I, for one, cannot wait to see how this one plays out. That’s all I’m sayin’.

“Slice” sighting

During Don Marrandino’s 50th birthday roast at Flamingo on Saturday, I approached Marrandino’s table and recognized most of the folks seated: Marrandino, Alicia Jacobs, Donny & Marie … then halted at a familiar-looking guy to Marrandino’s left. I finally called out, “Slice!” It was Barry Rohrssen, former director of basketball operations at UNLV many years ago in the Bill Bayno administration. Wow. Rohrssen earned the nickname "Slice" in his youth, ostensibly because of the way he cut through the air while driving for layups (“Slice” had a colorful playing career, including a stint with the Harlem Globetrotters' designated opponent, the Washington Generals). He and Marrandino became friends -- long-term, in this instance -- more than a decade ago when Rohrssen was a Rebel and Marrandino was at Station Casinos. Rohrssen was dispatched when Bayno was let go by then-UNLV President Carol Harter in 2000, spending a few seasons at Pitt before landing a head coaching job at Manhattan College in 2006.

“Don and I became friends, real friends, not like a lot of friendships you can have in Vegas that are kind of fake,” Rohrssen said. What an out-of-the-dark moment to run into him.

Club thought

A story written by Allen Salkin under the headline “Drink, Dance, But Don’t Say Club” in the July 12 edition of The New York Times details the city’s faltering club scene. It’s worth a read for anyone even remotely interested in what is happening in Las Vegas as Prive and Poetry have lost their liquor licenses (Prive’s having been yanked by the county and Poetry’s vanishing as Chinois closed).
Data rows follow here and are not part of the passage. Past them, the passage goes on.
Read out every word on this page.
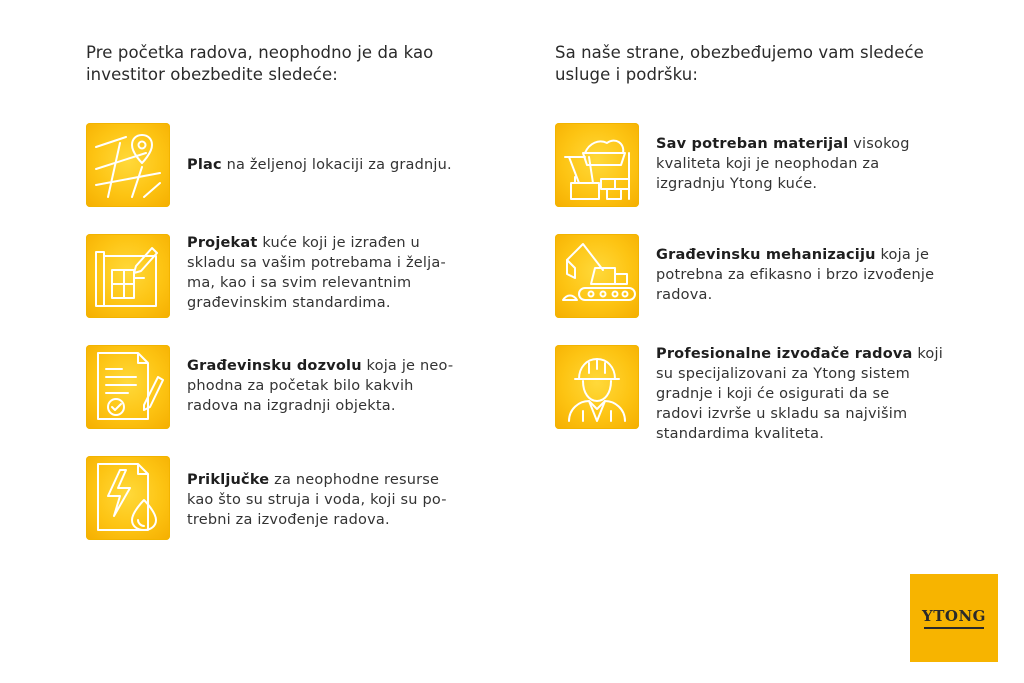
Pre početka radova, neophodno je da kao
investitor obezbedite sledeće:
Plac na željenoj lokaciji za gradnju.
Projekat kuće koji je izrađen u
skladu sa vašim potrebama i želja-
ma, kao i sa svim relevantnim
građevinskim standardima.
Građevinsku dozvolu koja je neo-
phodna za početak bilo kakvih
radova na izgradnji objekta.
Priključke za neophodne resurse
kao što su struja i voda, koji su po-
trebni za izvođenje radova.
Sa naše strane, obezbeđujemo vam sledeće
usluge i podršku:
Sav potreban materijal visokog
kvaliteta koji je neophodan za
izgradnju Ytong kuće.
Građevinsku mehanizaciju koja je
potrebna za efikasno i brzo izvođenje
radova.
Profesionalne izvođače radova koji
su specijalizovani za Ytong sistem
gradnje i koji će osigurati da se
radovi izvrše u skladu sa najvišim
standardima kvaliteta.
YTONG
Red Room on West Sahara, too, is dust.

As the story notes, with revenues at New York’s splashiest nightclubs down 20 to 40 percent, a new order of low-key, stripped-down nightspots are moving in. One stretch from the story: “Three or four years ago, it seemed like every bar in New York had a rope and some imposing-looking guy,” said David Rabin, an owner of Lotus and president of the New York Nightlife Association. Now, he said, haughtiness is as stylish as a balloon payment.” This is a trend to watch.